Opinion: Try this
This is so I won't get sued.
Last week a friend of mine, Jake Laffere, and I were watching highlights of the Marlins-Giants playoff game when he suggested a strategy Florida should use in dealing with Barry Bonds.
Charge the plate, Jake said.
Drop the glove and bull rush the future Hall of Famer.
Instead of walking Bonds on each at-bat, as the cowardly Marlins did almost every time, Jake said he'd have his pitcher jump Bonds before the home run hitter even stepped into the batter's box.
A thought provoking strategy indeed.
With equal amounts of fear and surprise, Bonds would have to defend himself when faced with a deranged, psychotic pitcher.
The action would most certainly cause a brawl and Bonds could get tossed from the game along with the pitcher, Jake theorized.
"You could even have the catcher jump in," he suggested.
To be fair, Jake was kidding when he suggested his Bill Laimbeer-esque baseball strategy. This is maybe how they play baseball at Fort Leavenworth Penitentiary, I argued.
But, since I needed something to write about this week, I figured I'd run with it. (Jake also said if I didn't give him credit for his suggestion, he'd sue me.)
His idea sparked my idea. What other woe-be-gotten strategies might work in sports? ESPN employed their own hell bent strategy by employing idiot commentator Rush Limbaugh and that worked OK, didn't it?
Matt Tait and I came up with a list we'd like to see implemented during the course of a game. The list also provides a glimpse into why we're both sitting in a press box instead of on the sidelines. You don't see the monkey's at the zoo playing with the customers, do you?
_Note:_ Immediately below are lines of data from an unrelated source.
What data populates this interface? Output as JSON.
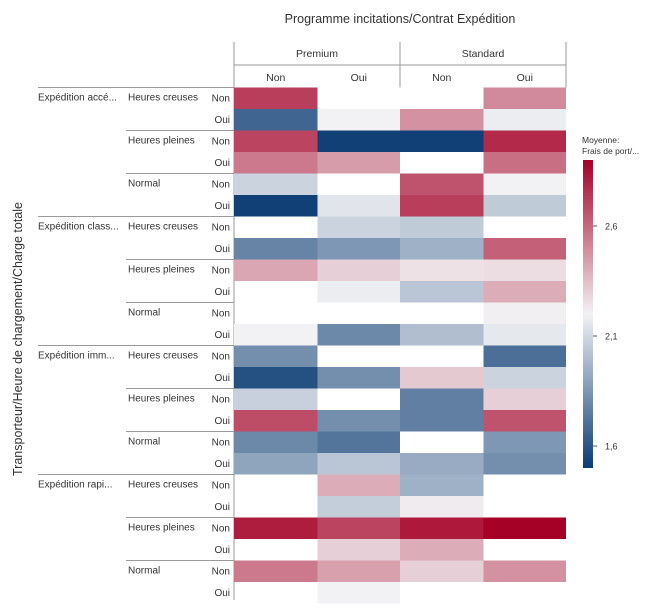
{
  "chart_data": {
    "type": "heatmap",
    "title": "Programme incitations/Contrat Expédition",
    "ylabel": "Transporteur/Heure de chargement/Charge totale",
    "column_groups": [
      {
        "label": "Premium",
        "columns": [
          "Non",
          "Oui"
        ]
      },
      {
        "label": "Standard",
        "columns": [
          "Non",
          "Oui"
        ]
      }
    ],
    "row_groups": [
      {
        "label": "Expédition accé...",
        "subgroups": [
          {
            "label": "Heures creuses",
            "rows": [
              "Non",
              "Oui"
            ]
          },
          {
            "label": "Heures pleines",
            "rows": [
              "Non",
              "Oui"
            ]
          },
          {
            "label": "Normal",
            "rows": [
              "Non",
              "Oui"
            ]
          }
        ]
      },
      {
        "label": "Expédition class...",
        "subgroups": [
          {
            "label": "Heures creuses",
            "rows": [
              "Non",
              "Oui"
            ]
          },
          {
            "label": "Heures pleines",
            "rows": [
              "Non",
              "Oui"
            ]
          },
          {
            "label": "Normal",
            "rows": [
              "Non",
              "Oui"
            ]
          }
        ]
      },
      {
        "label": "Expédition imm...",
        "subgroups": [
          {
            "label": "Heures creuses",
            "rows": [
              "Non",
              "Oui"
            ]
          },
          {
            "label": "Heures pleines",
            "rows": [
              "Non",
              "Oui"
            ]
          },
          {
            "label": "Normal",
            "rows": [
              "Non",
              "Oui"
            ]
          }
        ]
      },
      {
        "label": "Expédition rapi...",
        "subgroups": [
          {
            "label": "Heures creuses",
            "rows": [
              "Non",
              "Oui"
            ]
          },
          {
            "label": "Heures pleines",
            "rows": [
              "Non",
              "Oui"
            ]
          },
          {
            "label": "Normal",
            "rows": [
              "Non",
              "Oui"
            ]
          }
        ]
      }
    ],
    "values": [
      [
        2.72,
        null,
        null,
        2.5
      ],
      [
        1.66,
        2.2,
        2.48,
        2.18
      ],
      [
        2.7,
        1.52,
        1.52,
        2.78
      ],
      [
        2.55,
        2.45,
        null,
        2.58
      ],
      [
        2.08,
        null,
        2.66,
        2.2
      ],
      [
        1.52,
        2.15,
        2.72,
        2.05
      ],
      [
        null,
        2.08,
        2.05,
        null
      ],
      [
        1.78,
        1.85,
        1.95,
        2.62
      ],
      [
        2.42,
        2.3,
        2.25,
        2.26
      ],
      [
        null,
        2.18,
        2.03,
        2.4
      ],
      [
        null,
        null,
        null,
        2.21
      ],
      [
        2.2,
        1.8,
        2.0,
        2.16
      ],
      [
        1.82,
        null,
        null,
        1.7
      ],
      [
        1.58,
        1.82,
        2.32,
        2.08
      ],
      [
        2.07,
        null,
        1.76,
        2.3
      ],
      [
        2.68,
        1.82,
        1.76,
        2.66
      ],
      [
        1.8,
        1.72,
        null,
        1.85
      ],
      [
        1.9,
        2.03,
        1.93,
        1.82
      ],
      [
        null,
        2.4,
        1.95,
        null
      ],
      [
        null,
        2.06,
        2.22,
        null
      ],
      [
        2.82,
        2.7,
        2.83,
        2.92
      ],
      [
        null,
        2.3,
        2.4,
        null
      ],
      [
        2.55,
        2.44,
        2.3,
        2.48
      ],
      [
        null,
        2.2,
        null,
        null
      ]
    ],
    "colorbar": {
      "title": "Moyenne: Frais de port/...",
      "title_lines": [
        "Moyenne:",
        "Frais de port/..."
      ],
      "ticks": [
        1.6,
        2.1,
        2.6
      ],
      "tick_labels": [
        "1,6",
        "2,1",
        "2,6"
      ],
      "range": [
        1.5,
        2.9
      ],
      "colors": [
        "#0a3b73",
        "#f2f2f4",
        "#a50026"
      ]
    }
  }
}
- Super duper big fat goalie: The theory behind this ice hockey strategy is to employ a sumo wrestler as a net minder. And not just any sumo wrestler.
He's got to be huge, mind you. I mean 500 to 600 pounds of girth. We don't need any sumo who hasn't committed himself either. Those tiny 400 pounders won't suffice. We need somebody who has serious grocery bills invested in their kegs.
We'll just see if those mullet headed Czechs can squeeze one buy our new goalie.
- Going for it on every fourth down: fourth and 1, go for it. Fourth and three go for it. Fourth and infinity, yep, go for it.
All systems are a go in this, the true Fun and Gun offense. When separated between the line of scrimmage and the first down marker, wherever on the field, go for glory.
You'd decrease your need for punters (saves on the salary cap), get more offensive possessions and no one could ever accuse you of being conservative. Dumb as a hot dog maybe, but never conservative.
- Shoot all three pointers: never mind the ugly games played in the paint, our hoops team doesn't need anybody over six foot because we're hoisting anything on our side of half-court.
Other coaches such as Paul Westhead and Rick Pitino have used similar strategies of shooting the three-ball continuously but never to this magnitude.
By our estimations, shooting 50 percent on 90 possessions amounts to 135 points a game. How hard can it be to shoot 50 percent from three-point land?
Anybody know if Pistol Pete is still around?